Jffs2 and big file = very slow jffs2_garbage_collect_pass

Jamie Lokier jamie at shareable.org
Fri Jan 18 19:23:02 EST 2008


Jörn Engel wrote:
> If you want to make GC go berzerk, here's a simple recipe:
> 1. Fill filesystem 100%.
> 2. Randomly replace single blocks.
> 
> There are two ways to solve this problem:
> 1. Reserve some amount of free space for GC performance.

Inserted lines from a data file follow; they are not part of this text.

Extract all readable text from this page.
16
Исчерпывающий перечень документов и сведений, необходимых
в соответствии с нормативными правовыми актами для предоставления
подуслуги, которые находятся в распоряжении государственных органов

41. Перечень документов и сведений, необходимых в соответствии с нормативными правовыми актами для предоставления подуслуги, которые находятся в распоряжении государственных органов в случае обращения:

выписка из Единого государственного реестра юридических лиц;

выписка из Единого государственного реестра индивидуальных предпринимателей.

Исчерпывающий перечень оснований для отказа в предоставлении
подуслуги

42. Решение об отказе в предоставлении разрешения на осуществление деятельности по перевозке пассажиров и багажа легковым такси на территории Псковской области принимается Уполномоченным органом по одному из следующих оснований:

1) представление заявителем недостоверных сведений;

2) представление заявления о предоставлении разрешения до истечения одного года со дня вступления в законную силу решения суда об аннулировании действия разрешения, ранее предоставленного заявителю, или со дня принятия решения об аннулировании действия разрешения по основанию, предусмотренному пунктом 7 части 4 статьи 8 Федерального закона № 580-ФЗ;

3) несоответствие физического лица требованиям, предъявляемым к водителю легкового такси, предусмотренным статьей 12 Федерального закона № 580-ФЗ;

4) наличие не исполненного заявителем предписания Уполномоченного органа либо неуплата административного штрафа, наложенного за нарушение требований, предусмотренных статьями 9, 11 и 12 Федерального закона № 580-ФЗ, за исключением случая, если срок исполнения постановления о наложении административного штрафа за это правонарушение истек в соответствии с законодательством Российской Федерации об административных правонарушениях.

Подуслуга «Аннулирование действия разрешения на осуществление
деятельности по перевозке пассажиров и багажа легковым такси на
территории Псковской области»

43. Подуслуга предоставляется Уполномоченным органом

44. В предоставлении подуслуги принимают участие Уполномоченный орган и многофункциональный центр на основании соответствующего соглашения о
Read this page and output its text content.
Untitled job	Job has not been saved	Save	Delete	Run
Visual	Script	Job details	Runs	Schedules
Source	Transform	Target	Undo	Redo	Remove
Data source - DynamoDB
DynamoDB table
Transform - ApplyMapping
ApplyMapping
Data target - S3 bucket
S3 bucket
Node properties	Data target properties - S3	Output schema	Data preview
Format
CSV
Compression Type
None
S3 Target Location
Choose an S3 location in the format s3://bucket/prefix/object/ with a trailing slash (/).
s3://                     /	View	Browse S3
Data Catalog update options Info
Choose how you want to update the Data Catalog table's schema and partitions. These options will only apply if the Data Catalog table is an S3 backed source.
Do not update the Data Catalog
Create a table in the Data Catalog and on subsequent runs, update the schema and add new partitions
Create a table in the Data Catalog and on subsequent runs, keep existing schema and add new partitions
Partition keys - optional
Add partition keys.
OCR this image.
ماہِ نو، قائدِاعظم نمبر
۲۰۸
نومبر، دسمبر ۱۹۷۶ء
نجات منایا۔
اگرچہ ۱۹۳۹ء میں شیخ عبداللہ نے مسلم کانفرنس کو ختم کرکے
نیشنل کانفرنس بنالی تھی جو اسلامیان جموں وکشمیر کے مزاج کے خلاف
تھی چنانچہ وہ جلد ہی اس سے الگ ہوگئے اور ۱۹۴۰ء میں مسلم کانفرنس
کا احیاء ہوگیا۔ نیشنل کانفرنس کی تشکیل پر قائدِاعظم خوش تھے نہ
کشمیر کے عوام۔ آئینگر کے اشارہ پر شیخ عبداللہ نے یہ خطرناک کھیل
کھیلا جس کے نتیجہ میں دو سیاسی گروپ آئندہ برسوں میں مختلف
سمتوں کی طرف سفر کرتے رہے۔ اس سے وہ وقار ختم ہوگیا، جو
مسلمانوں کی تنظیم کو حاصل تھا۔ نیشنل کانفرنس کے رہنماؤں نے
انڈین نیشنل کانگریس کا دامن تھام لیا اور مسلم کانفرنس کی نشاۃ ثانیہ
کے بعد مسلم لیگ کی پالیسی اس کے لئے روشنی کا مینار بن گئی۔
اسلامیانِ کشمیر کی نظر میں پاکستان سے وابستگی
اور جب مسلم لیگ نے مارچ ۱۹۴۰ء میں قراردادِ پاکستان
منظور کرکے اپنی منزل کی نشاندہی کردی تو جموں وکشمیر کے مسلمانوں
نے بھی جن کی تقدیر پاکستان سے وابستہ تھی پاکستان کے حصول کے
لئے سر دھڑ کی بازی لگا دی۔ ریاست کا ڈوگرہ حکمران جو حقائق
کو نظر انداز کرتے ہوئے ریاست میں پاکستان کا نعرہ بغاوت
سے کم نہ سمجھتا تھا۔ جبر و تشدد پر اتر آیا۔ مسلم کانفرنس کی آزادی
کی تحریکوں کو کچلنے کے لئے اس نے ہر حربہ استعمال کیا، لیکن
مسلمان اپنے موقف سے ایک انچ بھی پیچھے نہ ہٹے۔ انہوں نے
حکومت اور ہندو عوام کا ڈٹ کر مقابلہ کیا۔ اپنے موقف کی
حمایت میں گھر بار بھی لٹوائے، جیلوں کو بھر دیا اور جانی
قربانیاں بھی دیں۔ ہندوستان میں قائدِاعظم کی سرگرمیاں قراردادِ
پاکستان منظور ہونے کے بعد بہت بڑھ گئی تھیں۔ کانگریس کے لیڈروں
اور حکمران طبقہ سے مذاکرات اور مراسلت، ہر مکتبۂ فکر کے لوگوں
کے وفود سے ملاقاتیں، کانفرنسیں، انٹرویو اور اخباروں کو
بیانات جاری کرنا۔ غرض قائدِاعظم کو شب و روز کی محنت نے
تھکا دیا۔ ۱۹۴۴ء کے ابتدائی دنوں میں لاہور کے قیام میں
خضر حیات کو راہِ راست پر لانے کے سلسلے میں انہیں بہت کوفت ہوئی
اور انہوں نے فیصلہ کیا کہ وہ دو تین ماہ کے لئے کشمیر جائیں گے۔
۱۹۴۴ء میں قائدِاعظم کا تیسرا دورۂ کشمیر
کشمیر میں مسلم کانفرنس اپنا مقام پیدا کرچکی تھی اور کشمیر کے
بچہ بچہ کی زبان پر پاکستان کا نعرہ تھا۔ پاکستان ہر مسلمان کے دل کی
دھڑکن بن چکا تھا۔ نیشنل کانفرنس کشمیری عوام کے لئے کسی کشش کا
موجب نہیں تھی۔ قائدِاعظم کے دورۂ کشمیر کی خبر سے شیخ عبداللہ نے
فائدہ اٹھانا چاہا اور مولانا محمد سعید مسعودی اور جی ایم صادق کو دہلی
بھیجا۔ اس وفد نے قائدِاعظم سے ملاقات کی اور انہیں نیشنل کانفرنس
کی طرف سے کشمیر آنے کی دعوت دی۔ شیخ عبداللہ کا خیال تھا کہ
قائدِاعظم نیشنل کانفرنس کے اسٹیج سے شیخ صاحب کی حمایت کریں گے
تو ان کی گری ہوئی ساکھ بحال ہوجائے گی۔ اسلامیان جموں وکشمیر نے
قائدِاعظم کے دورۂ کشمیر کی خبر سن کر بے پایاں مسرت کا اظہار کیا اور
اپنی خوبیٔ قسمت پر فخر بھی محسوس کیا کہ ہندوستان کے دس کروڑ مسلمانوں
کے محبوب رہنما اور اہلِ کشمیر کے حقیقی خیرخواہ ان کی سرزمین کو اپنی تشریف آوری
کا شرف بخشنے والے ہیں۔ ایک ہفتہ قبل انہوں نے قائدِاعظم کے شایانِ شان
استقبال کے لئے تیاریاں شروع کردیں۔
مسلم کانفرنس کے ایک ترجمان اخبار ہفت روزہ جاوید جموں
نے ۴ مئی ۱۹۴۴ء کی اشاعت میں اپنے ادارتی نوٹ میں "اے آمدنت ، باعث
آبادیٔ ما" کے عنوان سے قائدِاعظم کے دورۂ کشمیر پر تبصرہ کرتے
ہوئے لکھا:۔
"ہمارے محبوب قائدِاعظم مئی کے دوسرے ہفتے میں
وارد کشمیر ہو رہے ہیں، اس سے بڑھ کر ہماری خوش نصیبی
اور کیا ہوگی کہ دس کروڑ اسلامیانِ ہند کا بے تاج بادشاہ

The real difficulty is that it's not clear how much to reserve for
_reliable_ performance.  We're left guessing based on experience, and
that gives only limited confidence.  The 5 blocks suggested in JFFS2
docs seemed promising, but didn't work out.  Perhaps it does work with
5 blocks, but you have to count all potential metadata overhead and
misalignment overhead when working out how much free "file" data that
translates to?  Really, some of us just want JFFS2 to return -ENOSPC
at _some_ sensible deterministic point before the GC might behave
peculiarly, rather than trying to squeeze as much as possible onto the
partition.

> 2. Write in some non-random fashion.
> 
> Solution 2 works even better if the filesystem actually sorts data
> very roughly by life expectency.  That requires writing to several
> blocks in parallel, i.e. one for long-lived data, one for short-lived
> data.  Made an impressive difference in logfs when I implemented that.